The 88th General Assembly
has convened the 2012 fiscal session

Wednesday, August 1, 2007

Made-whole doctrine

An Arkansas law student has stimulated some discussion in the state's legal community with a recent article in the Fayetteville law school review on the made-whole doctrine. Melissa Perry calls for the legislature and courts to reexamine the doctrine in Arkansas and restore carriers to their contractual rights. The made-whole doctrine is a descriptive term for an equitable application of unjust enrichment -- an insured should not recover more than that which fully compensates him or her, and an insurer should not recover any payments that should rightfully go to the insured so that he or she is fully compensated. As an example of how the doctrine is applied here in Arkansas, the fact that an automobile insurer's right to subrogation arises from a contract does not give it a higher priority than its insured's tort claim, and an insured is entitled to be made whole before the insurer is entitled to recover anything against the tortfeasor.
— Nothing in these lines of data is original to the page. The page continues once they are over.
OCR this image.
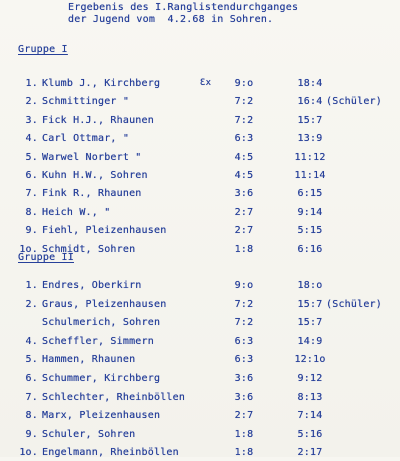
Ergebenis des I.Ranglistendurchganges
der Jugend vom  4.2.68 in Sohren.
Gruppe I
1. Klumb J., Kirchberg	Ɛx	9:o	18:4
2. Schmittinger "	7:2	16:4 (Schüler)
3. Fick H.J., Rhaunen	7:2	15:7
4. Carl Ottmar, "	6:3	13:9
5. Warwel Norbert "	4:5	11:12
6. Kuhn H.W., Sohren	4:5	11:14
7. Fink R., Rhaunen	3:6	6:15
8. Heich W., "	2:7	9:14
9. Fiehl, Pleizenhausen	2:7	5:15
1o. Schmidt, Sohren	1:8	6:16
Gruppe II
1. Endres, Oberkirn	9:o	18:o
2. Graus, Pleizenhausen	7:2	15:7 (Schüler)
Schulmerich, Sohren	7:2	15:7
4. Scheffler, Simmern	6:3	14:9
5. Hammen, Rhaunen	6:3	12:1o
6. Schummer, Kirchberg	3:6	9:12
7. Schlechter, Rheinböllen	3:6	8:13
8. Marx, Pleizenhausen	2:7	7:14
9. Schuler, Sohren	1:8	5:16
1o. Engelmann, Rheinböllen	1:8	2:17
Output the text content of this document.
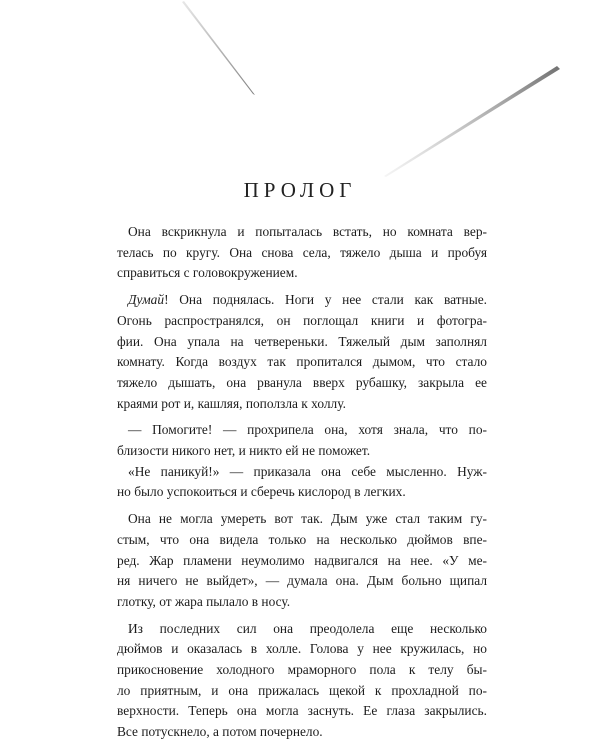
ПРОЛОГ
Она вскрикнула и попыталась встать, но комната вер-
телась по кругу. Она снова села, тяжело дыша и пробуя
справиться с головокружением.
Думай! Она поднялась. Ноги у нее стали как ватные.
Огонь распространялся, он поглощал книги и фотогра-
фии. Она упала на четвереньки. Тяжелый дым заполнял
комнату. Когда воздух так пропитался дымом, что стало
тяжело дышать, она рванула вверх рубашку, закрыла ее
краями рот и, кашляя, поползла к холлу.
— Помогите! — прохрипела она, хотя знала, что по-
близости никого нет, и никто ей не поможет.
«Не паникуй!» — приказала она себе мысленно. Нуж-
но было успокоиться и сберечь кислород в легких.
Она не могла умереть вот так. Дым уже стал таким гу-
стым, что она видела только на несколько дюймов впе-
ред. Жар пламени неумолимо надвигался на нее. «У ме-
ня ничего не выйдет», — думала она. Дым больно щипал
глотку, от жара пылало в носу.
Из последних сил она преодолела еще несколько
дюймов и оказалась в холле. Голова у нее кружилась, но
прикосновение холодного мраморного пола к телу бы-
ло приятным, и она прижалась щекой к прохладной по-
верхности. Теперь она могла заснуть. Ее глаза закрылись.
Все потускнело, а потом почернело.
My firm has been abuzz with this issue for the last month or so since the Texas Supreme Court delivered its opinion in Fortis Benefits v. Cantu et al, --- S.W.3d ---, 50 Tex. Sup. Ct. J. 965 (Tex., June 29, 2007). The Court held there that the made-whole doctrine must yield to Fortis’s right to contractual subrogation under the plain terms of the insurance policy (the Texas Supreme Court distinguished equitable subrogation vs. contractual subrogation in an effort to keep the law on equitable subrogation intact in Texas, but the ruling will significantly change the civil trial practice from the perspective of medical providers, Plaintiffs, and insurance companies in that state). That's basically what Perry advocates in her recent article (I can't find a free link online -- it'll be here eventually).